Exploring the Limits of Vision-Language-Action Manipulation in Cross-task Generalization

Jiaming Zhou (The Hong Kong University of Science and Technology (Guangzhou)) · Ke Ye (The Hong Kong University of Science and Technology (Guangzhou)) · Jiayi Liu (Kwai Inc.) · Teli Ma (Shanghai Artificial Intelligence Laboratory) · Zifan Wang (The Hong Kong University of Science and Technology) · Ronghe QIU (Hong Kong University of Science and Technology (Guangzhou)) · Kun-Yu Lin (The University of Hong Kong) · Zhilin Zhao (SUN YAT-SEN UNIVERSITY) · Junwei Liang (Hong Kong University of Science and Technology (Guangzhou))

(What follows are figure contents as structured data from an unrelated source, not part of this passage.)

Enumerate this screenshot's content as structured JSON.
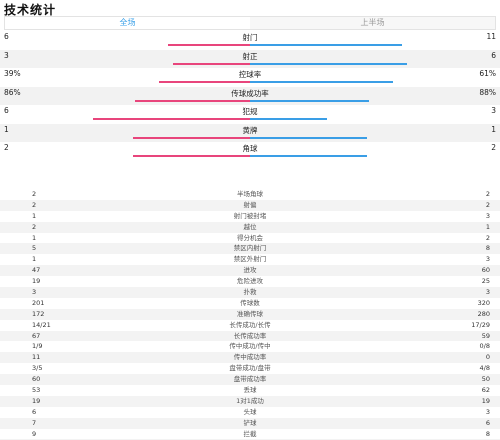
{
  "header": {
    "title": "技术统计"
  },
  "tabs": [
    {
      "label": "全场",
      "active": true
    },
    {
      "label": "上半场",
      "active": false
    }
  ],
  "colors": {
    "home": "#e8457c",
    "away": "#3a9ee6",
    "accent": "#3aa0e8"
  },
  "bar_stats": [
    {
      "label": "射门",
      "left": "6",
      "right": "11",
      "left_frac": 0.35,
      "right_frac": 0.65
    },
    {
      "label": "射正",
      "left": "3",
      "right": "6",
      "left_frac": 0.33,
      "right_frac": 0.67
    },
    {
      "label": "控球率",
      "left": "39%",
      "right": "61%",
      "left_frac": 0.39,
      "right_frac": 0.61
    },
    {
      "label": "传球成功率",
      "left": "86%",
      "right": "88%",
      "left_frac": 0.49,
      "right_frac": 0.51
    },
    {
      "label": "犯规",
      "left": "6",
      "right": "3",
      "left_frac": 0.67,
      "right_frac": 0.33
    },
    {
      "label": "黄牌",
      "left": "1",
      "right": "1",
      "left_frac": 0.5,
      "right_frac": 0.5
    },
    {
      "label": "角球",
      "left": "2",
      "right": "2",
      "left_frac": 0.5,
      "right_frac": 0.5
    }
  ],
  "list_stats": [
    {
      "label": "半场角球",
      "left": "2",
      "right": "2"
    },
    {
      "label": "射偏",
      "left": "2",
      "right": "2"
    },
    {
      "label": "射门被封堵",
      "left": "1",
      "right": "3"
    },
    {
      "label": "越位",
      "left": "2",
      "right": "1"
    },
    {
      "label": "得分机会",
      "left": "1",
      "right": "2"
    },
    {
      "label": "禁区内射门",
      "left": "5",
      "right": "8"
    },
    {
      "label": "禁区外射门",
      "left": "1",
      "right": "3"
    },
    {
      "label": "进攻",
      "left": "47",
      "right": "60"
    },
    {
      "label": "危险进攻",
      "left": "19",
      "right": "25"
    },
    {
      "label": "扑救",
      "left": "3",
      "right": "3"
    },
    {
      "label": "传球数",
      "left": "201",
      "right": "320"
    },
    {
      "label": "准确传球",
      "left": "172",
      "right": "280"
    },
    {
      "label": "长传成功/长传",
      "left": "14/21",
      "right": "17/29"
    },
    {
      "label": "长传成功率",
      "left": "67",
      "right": "59"
    },
    {
      "label": "传中成功/传中",
      "left": "1/9",
      "right": "0/8"
    },
    {
      "label": "传中成功率",
      "left": "11",
      "right": "0"
    },
    {
      "label": "盘带成功/盘带",
      "left": "3/5",
      "right": "4/8"
    },
    {
      "label": "盘带成功率",
      "left": "60",
      "right": "50"
    },
    {
      "label": "丢球",
      "left": "53",
      "right": "62"
    },
    {
      "label": "1对1成功",
      "left": "19",
      "right": "19"
    },
    {
      "label": "头球",
      "left": "6",
      "right": "3"
    },
    {
      "label": "铲球",
      "left": "7",
      "right": "6"
    },
    {
      "label": "拦截",
      "left": "9",
      "right": "8"
    },
    {
      "label": "解围",
      "left": "11",
      "right": "3"
    },
    {
      "label": "先开球",
      "left": "",
      "right": "",
      "right_icon": "star-icon"
    }
  ]
}
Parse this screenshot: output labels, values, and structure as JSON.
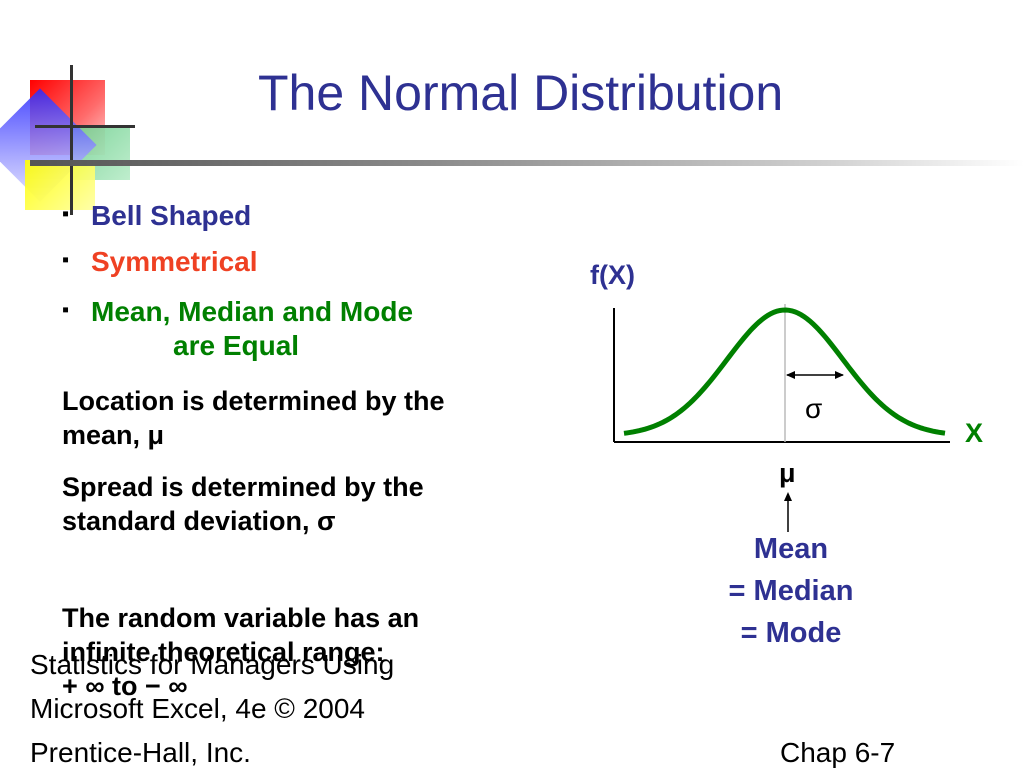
{
  "title": "The Normal Distribution",
  "bullets": [
    {
      "text": "Bell Shaped",
      "color": "#2e3192"
    },
    {
      "text": "Symmetrical",
      "color": "#ef4123"
    },
    {
      "text": "Mean, Median and Mode",
      "text2": "are Equal",
      "color": "#008000"
    }
  ],
  "paragraphs": {
    "location_line1": "Location is determined by the",
    "location_line2": "mean, μ",
    "spread_line1": "Spread is determined by the",
    "spread_line2": "standard deviation, σ",
    "range_line1": "The random variable has an",
    "range_line2": "infinite theoretical range:",
    "range_line3": "+ ∞  to  − ∞"
  },
  "graph": {
    "y_label": "f(X)",
    "x_label": "X",
    "sigma_label": "σ",
    "mu_label": "μ",
    "mean_lines": [
      "Mean",
      "= Median",
      "= Mode"
    ],
    "curve_color": "#008000",
    "label_color": "#2e3192",
    "x_label_color": "#008000"
  },
  "footer": {
    "line1": "Statistics for Managers Using",
    "line2": "Microsoft Excel, 4e © 2004",
    "line3": "Prentice-Hall, Inc.",
    "chap": "Chap 6-7"
  }
}
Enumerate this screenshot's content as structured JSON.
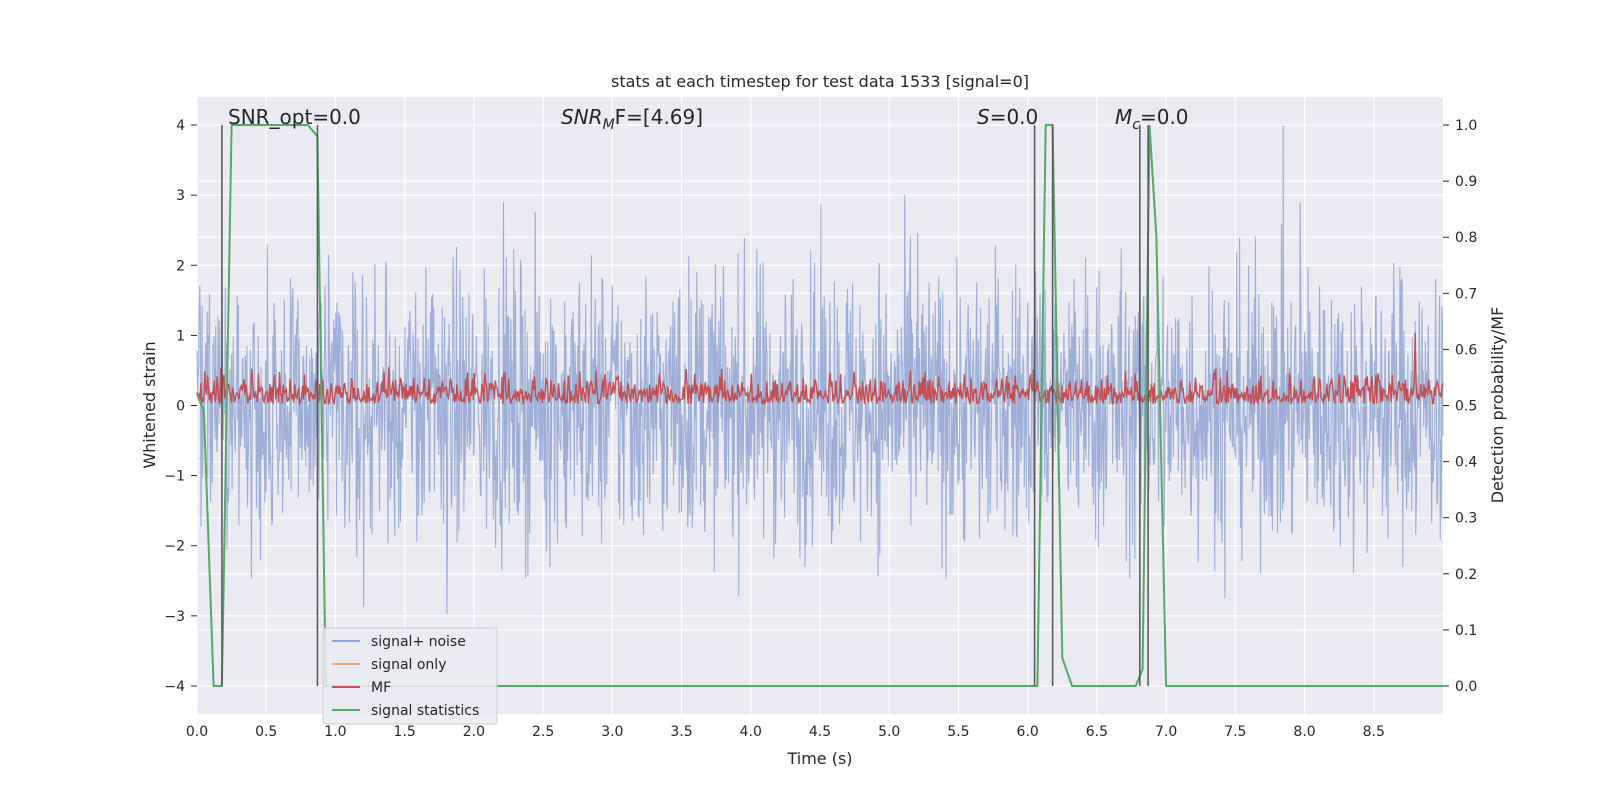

action sequencesagnostoscross-task dynamicscross-task generalizationdynamics-guided sample selectiongeneralization capabilitiesgeneralization difficultyin-context demonstrationsmanipulation tasksrobotic manipulationsystematic evaluationvision-language-action modelsx-icmzero-shot generalization

The generalization capabilities of vision-language-action (VLA) models to unseen tasks are crucial to achieving general-purpose robotic manipulation in open-world settings. However, the cross-task generalization capabilities of existing VLA models remain significantly underexplored. To address this gap, we introduce **AGNOSTOS**, a novel simulation benchmark designed to rigorously evaluate cross-task zero-shot generalization in manipulation. AGNOSTOS comprises 23 unseen manipulation tasks for test—distinct from common training task distributions—and incorporates two levels of generalization difficulty to assess robustness. Our systematic evaluation reveals that current VLA models, despite being trained on diverse datasets, struggle to generalize effectively to these unseen tasks. To overcome this limitation, we propose **Cross-Task In-Context Manipulation (X-ICM)**, a method that conditions large language models (LLMs) on in-context demonstrations from seen tasks to predict action sequences for unseen tasks. Additionally, we introduce a **dynamics-guided sample selection** strategy that identifies relevant demonstrations by capturing cross-task dynamics. On AGNOSTOS, X-ICM significantly improves cross-task zero-shot generalization performance over leading VLAs, achieving improvements of 6.0\% over $\pi_0$ and 7.9\% over VoxPoser. We believe AGNOSTOS and X-ICM will serve as valuable tools for advancing general-purpose robotic manipulation.